Search Data Structures

KGSearchFilters

@dataclass
class KGSearchFilters:
    top_k: int = 10                    # Max results
    min_score: Optional[float] = None  # Score threshold (0-1)
    page_types: Optional[List[str]] = None  # Filter by type
    domains: Optional[List[str]] = None     # Filter by domain
    include_content: bool = True       # Include full content

KGOutput

@dataclass
class KGOutput:
    query: str
    filters: Optional[KGSearchFilters]
    results: List[KGResultItem]
    total_found: int
    search_metadata: Dict[str, Any]

    @property
    def is_empty(self) -> bool
    @property
    def top_result(self) -> Optional[KGResultItem]

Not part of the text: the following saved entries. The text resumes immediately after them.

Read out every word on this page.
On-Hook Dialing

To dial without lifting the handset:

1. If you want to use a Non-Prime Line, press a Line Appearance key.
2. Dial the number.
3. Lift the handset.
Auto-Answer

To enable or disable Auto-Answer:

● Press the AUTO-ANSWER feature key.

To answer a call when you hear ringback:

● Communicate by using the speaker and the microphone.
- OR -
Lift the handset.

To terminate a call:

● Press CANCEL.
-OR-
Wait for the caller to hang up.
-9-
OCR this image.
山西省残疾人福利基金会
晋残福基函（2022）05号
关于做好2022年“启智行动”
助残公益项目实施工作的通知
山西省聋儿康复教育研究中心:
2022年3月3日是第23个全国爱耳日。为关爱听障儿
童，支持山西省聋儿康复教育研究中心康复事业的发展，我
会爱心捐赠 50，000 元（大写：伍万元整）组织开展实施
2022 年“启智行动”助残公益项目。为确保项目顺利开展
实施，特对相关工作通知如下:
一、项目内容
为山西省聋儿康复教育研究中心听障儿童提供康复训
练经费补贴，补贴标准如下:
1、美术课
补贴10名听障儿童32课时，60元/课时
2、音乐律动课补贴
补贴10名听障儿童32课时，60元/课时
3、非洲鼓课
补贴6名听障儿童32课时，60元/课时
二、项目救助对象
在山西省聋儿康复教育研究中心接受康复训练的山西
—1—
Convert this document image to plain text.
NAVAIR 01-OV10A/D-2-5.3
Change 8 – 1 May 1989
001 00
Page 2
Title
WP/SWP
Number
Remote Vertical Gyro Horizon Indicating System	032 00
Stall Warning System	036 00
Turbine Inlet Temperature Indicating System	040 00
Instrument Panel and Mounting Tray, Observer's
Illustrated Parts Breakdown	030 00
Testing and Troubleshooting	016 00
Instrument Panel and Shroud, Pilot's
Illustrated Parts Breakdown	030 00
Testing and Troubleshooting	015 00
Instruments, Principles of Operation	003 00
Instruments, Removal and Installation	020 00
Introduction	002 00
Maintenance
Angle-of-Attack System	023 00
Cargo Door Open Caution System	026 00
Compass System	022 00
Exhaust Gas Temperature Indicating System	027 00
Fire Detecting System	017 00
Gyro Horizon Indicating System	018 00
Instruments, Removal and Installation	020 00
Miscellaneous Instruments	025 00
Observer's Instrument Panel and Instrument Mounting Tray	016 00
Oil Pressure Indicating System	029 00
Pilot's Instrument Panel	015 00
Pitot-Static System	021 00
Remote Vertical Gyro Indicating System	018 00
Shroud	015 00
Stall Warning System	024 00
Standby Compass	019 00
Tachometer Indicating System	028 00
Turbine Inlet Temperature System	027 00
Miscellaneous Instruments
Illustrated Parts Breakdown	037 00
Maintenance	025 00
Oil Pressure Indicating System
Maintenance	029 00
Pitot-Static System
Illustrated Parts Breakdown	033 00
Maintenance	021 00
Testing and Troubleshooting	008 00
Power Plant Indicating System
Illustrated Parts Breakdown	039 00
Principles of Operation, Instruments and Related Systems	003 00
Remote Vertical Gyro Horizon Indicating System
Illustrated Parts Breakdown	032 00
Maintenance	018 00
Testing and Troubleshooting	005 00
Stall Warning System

    def get_by_type(self, page_type: str) -> List[KGResultItem]
    def get_by_domain(self, domain: str) -> List[KGResultItem]
    def get_above_score(self, min_score: float) -> List[KGResultItem]
    def to_context_string(self, max_results=5) -> str

KGResultItem

@dataclass
class KGResultItem:
    id: str
    score: float
    page_title: str
    page_type: str
    overview: str
    content: str = ""
    metadata: Dict[str, Any] = field(default_factory=dict)

    @property
    def domains(self) -> List[str]
    @property
    def sources(self) -> List[Dict[str, str]]

Indexing

Index Wiki Pages

from src.kapso import Kapso

kapso = Kapso()

# Index from wiki directory
kapso.index_kg(
    wiki_dir="data/wikis_llm_finetuning",
    save_to="data/indexes/llm_finetuning.index",
    force=True,  # Clear existing data
)

Index JSON Graph

kapso.index_kg(
    data_path="benchmarks/mle/data/kg_data.json",
    save_to="data/indexes/kaggle.index",
    search_type="kg_llm_navigation",  # Override backend
)

Index File Format

The .index file is a JSON reference:
{
  "version": "1.0",
  "created_at": "2025-01-15T10:30:00Z",
  "data_source": "data/wikis_llm_finetuning",
  "search_backend": "kg_graph_search",
  "backend_refs": {
    "weaviate_collection": "KapsoWiki",
    "embedding_model": "text-embedding-3-large"
  },
  "page_count": 99
}

Search Presets

Presettop_kLLM RerankerConnected Pages
DEFAULT10YesYes
FAST5NoNo
THOROUGH20YesYes

NullKnowledgeSearch

A no-op implementation used when KG is disabled:
search = KnowledgeSearchFactory.create_null()
result = search.search("query")  # Returns empty KGOutput

Creating Custom Backends

from src.knowledge.search.base import KnowledgeSearch
from src.knowledge.search.factory import register_knowledge_search

@register_knowledge_search("my_custom_search")
class MyCustomSearch(KnowledgeSearch):
    def index(self, data: KGIndexInput) -> None:
        # Index wiki pages or data
        pass

    def search(self, query: str, filters=None, context=None) -> KGOutput:
        # Return search results
        pass

    def get_page(self, page_title: str) -> Optional[WikiPage]:
        # Direct page lookup
        pass

    def edit(self, data: KGEditInput) -> bool:
        # Edit existing page
        pass

Best Practices

Use filters to narrow results. Searching for “Workflow” and “Heuristic” pages often gives the most actionable guidance.
LLM reranking improves relevance but adds latency and cost. Disable for faster searches.
Index once, load many times. The .index file lets you skip re-indexing on subsequent runs.